As we covered in our previous experiment, Twitter vs. TikTok, over 50% of people in the world use social media. But it’s a fragmented field. Different platforms cater to different groups of people with different preferences.
Facebook, for example, encourages users to build profiles with text, photos, and to a lesser extent videos, while sharing life events, thoughts, opinions, and other types of posts. Instagram, on the other hand, primarily focuses on creative content in the form of photos and video. Facebook’s audience skews a bit older than Instagram’s. Facebook acquired Instagram in 2012.
To build on our fun series of experiments about social media preferences, we tested the likability of people who express a preference for using Facebook vs. Instagram.
We conducted an experiment with 400 people on Amazon Mechanical Turk in which participants were told about a hypothetical new acquaintance and their favorite social media platform, either Facebook or Instagram, randomly assigned.
Participants were instructed to “Imagine that you and a new acquaintance are talking about social media, and they mention that their favorite social media platform is [Facebook / Instagram].”
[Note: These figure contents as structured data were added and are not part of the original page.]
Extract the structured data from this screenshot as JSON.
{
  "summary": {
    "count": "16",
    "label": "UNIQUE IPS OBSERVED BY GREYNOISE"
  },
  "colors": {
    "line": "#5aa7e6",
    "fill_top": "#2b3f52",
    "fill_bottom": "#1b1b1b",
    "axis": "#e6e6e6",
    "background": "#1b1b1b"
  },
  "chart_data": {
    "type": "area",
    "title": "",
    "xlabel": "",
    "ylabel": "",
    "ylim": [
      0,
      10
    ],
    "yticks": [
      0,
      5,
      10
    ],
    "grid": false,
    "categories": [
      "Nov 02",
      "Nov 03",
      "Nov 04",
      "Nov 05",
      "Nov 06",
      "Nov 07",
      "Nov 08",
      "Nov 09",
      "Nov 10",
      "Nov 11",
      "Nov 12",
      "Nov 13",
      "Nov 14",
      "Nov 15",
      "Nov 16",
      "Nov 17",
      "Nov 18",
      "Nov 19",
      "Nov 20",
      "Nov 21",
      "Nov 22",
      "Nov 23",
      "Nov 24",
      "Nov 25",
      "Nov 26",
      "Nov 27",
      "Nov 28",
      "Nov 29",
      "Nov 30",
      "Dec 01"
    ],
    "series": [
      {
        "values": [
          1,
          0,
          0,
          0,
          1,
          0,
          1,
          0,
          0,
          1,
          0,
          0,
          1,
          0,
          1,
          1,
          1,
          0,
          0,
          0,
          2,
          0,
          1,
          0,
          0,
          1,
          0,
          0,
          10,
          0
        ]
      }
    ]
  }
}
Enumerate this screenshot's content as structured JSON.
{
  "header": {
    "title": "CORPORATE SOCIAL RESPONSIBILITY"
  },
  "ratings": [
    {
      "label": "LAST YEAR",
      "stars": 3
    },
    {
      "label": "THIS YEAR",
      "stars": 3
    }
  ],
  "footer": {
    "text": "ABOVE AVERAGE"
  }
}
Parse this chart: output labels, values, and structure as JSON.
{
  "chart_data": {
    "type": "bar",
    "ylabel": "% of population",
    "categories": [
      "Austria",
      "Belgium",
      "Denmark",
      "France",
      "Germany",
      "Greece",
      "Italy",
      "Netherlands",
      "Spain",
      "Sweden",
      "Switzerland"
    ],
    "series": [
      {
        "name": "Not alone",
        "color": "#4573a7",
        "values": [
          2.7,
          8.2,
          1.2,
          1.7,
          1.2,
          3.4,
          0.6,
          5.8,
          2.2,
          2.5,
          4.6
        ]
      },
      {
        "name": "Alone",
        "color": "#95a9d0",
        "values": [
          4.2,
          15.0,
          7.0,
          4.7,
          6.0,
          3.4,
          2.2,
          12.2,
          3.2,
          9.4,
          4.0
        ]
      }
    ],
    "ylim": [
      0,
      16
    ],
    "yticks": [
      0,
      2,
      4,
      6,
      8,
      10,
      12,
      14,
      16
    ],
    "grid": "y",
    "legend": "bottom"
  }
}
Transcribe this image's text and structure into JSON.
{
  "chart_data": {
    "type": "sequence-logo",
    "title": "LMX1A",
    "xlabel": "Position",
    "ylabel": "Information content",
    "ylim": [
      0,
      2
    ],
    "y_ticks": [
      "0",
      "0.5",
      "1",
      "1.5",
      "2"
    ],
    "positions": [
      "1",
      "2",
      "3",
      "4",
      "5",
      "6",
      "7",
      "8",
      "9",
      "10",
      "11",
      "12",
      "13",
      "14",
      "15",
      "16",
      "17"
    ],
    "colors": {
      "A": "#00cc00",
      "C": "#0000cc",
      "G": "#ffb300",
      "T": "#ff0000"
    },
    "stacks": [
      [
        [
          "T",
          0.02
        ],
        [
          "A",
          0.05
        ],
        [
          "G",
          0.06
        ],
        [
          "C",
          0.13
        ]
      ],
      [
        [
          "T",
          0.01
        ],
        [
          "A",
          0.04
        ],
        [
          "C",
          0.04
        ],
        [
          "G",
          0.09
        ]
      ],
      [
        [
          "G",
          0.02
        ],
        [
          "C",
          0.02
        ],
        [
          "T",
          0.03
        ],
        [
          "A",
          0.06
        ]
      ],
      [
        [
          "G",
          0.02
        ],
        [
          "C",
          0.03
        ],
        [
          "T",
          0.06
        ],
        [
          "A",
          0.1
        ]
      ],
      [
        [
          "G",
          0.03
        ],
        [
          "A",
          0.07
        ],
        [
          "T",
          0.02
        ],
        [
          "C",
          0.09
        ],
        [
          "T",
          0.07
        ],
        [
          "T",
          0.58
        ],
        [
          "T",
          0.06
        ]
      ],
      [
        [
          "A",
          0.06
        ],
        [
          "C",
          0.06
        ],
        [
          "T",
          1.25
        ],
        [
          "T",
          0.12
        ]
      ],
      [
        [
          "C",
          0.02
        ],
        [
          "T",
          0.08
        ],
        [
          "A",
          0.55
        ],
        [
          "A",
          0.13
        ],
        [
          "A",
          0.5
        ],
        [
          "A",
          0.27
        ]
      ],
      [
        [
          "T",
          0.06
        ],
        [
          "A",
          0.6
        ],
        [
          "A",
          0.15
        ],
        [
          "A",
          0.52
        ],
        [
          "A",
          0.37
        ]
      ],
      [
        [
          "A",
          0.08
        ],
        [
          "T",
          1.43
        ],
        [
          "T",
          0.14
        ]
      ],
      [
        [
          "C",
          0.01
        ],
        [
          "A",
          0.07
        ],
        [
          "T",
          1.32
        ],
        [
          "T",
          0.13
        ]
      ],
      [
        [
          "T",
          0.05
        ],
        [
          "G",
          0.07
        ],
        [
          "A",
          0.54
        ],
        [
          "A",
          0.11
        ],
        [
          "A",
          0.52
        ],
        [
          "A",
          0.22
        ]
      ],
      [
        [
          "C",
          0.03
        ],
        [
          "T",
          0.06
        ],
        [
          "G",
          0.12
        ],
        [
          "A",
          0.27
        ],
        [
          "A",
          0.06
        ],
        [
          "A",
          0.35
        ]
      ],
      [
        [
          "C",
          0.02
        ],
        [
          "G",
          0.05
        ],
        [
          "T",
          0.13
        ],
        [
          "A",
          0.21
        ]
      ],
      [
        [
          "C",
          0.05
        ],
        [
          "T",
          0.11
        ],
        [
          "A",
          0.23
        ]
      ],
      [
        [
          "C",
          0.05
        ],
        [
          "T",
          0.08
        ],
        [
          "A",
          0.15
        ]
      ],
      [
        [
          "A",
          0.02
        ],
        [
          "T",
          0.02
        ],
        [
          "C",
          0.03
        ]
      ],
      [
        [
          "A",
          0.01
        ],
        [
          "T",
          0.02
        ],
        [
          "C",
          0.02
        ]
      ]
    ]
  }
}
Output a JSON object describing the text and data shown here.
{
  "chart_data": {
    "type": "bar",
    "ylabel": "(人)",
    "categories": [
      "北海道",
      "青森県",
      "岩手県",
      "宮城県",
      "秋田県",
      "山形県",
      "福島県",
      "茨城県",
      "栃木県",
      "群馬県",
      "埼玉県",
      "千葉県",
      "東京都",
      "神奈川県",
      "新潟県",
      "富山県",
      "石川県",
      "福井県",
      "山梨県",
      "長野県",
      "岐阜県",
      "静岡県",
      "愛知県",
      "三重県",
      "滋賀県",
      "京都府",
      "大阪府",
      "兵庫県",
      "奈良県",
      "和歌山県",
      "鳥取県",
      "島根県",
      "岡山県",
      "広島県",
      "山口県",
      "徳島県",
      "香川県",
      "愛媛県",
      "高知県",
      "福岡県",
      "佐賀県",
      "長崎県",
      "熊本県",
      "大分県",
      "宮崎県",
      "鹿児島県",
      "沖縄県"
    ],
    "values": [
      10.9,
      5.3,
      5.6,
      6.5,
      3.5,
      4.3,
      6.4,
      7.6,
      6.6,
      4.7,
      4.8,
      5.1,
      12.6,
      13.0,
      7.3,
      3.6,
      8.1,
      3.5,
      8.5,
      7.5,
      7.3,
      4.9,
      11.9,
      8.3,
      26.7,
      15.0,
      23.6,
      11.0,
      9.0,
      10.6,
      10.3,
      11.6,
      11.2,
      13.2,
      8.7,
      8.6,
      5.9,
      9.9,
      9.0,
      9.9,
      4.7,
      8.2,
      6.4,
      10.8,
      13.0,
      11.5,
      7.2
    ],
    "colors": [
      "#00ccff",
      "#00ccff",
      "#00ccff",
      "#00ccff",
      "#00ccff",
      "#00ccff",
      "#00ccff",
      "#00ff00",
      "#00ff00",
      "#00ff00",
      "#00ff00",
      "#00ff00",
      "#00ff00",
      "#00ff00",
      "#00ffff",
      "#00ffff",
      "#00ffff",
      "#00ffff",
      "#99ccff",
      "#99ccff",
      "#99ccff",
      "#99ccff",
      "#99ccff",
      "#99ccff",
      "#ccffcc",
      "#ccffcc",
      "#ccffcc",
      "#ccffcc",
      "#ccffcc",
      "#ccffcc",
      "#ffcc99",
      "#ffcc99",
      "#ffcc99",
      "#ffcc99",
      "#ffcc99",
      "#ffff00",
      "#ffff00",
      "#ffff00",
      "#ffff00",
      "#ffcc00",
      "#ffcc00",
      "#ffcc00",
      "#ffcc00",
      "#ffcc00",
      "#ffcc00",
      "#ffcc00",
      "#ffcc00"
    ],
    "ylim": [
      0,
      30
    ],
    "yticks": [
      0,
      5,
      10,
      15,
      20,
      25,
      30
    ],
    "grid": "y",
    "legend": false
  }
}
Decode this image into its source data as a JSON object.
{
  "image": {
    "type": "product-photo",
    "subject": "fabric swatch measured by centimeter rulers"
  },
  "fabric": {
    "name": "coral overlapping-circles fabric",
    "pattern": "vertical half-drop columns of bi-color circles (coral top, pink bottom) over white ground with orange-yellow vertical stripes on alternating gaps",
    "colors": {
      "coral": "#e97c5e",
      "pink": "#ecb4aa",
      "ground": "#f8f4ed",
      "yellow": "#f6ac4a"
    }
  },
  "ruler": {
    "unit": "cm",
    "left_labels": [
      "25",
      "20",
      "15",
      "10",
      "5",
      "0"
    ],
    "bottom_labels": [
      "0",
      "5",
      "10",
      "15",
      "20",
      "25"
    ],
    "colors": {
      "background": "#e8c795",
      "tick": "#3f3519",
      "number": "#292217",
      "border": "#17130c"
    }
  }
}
Participants were then asked “How much do you like this person? (1 = Not at all, 7 = Extremely)” using a 1-7 scale.
We found a small yet statistically significant difference in likability ratings such that our Facebook user was liked slightly less (avg. = 4.23) than our Instagram user (avg. = 4.59), (p = 0.027). However, much like our Twitter vs. TikTok experiment, this was a small difference by statistical standards. The difference was slightly less than a quarter of a standard deviation. There were no significant interactions with age or gender.
There you have it. Instagram wins. Though the victory was far from a landslide. Still, it might point to social media users’ changing preferences for platforms focused on image and video content. Or it could be partially driven by the growing animosity toward the Facebook (now Meta) company, and the platform tied to its name. These are interesting subjects for future research.
We used an independent samples t-test to test for significant differences in perceptions between our two experimental conditions. For significant differences, the difference between the two groups' averages would be large and its corresponding “p-value” would be small. If the p-value is less than 0.05, we consider the difference statistically significant, meaning we'd likely find a similar effect if we ran the study again with this population. To test for significant interactions between the main results and participant demographics, we used OLS regression analyses with interaction terms.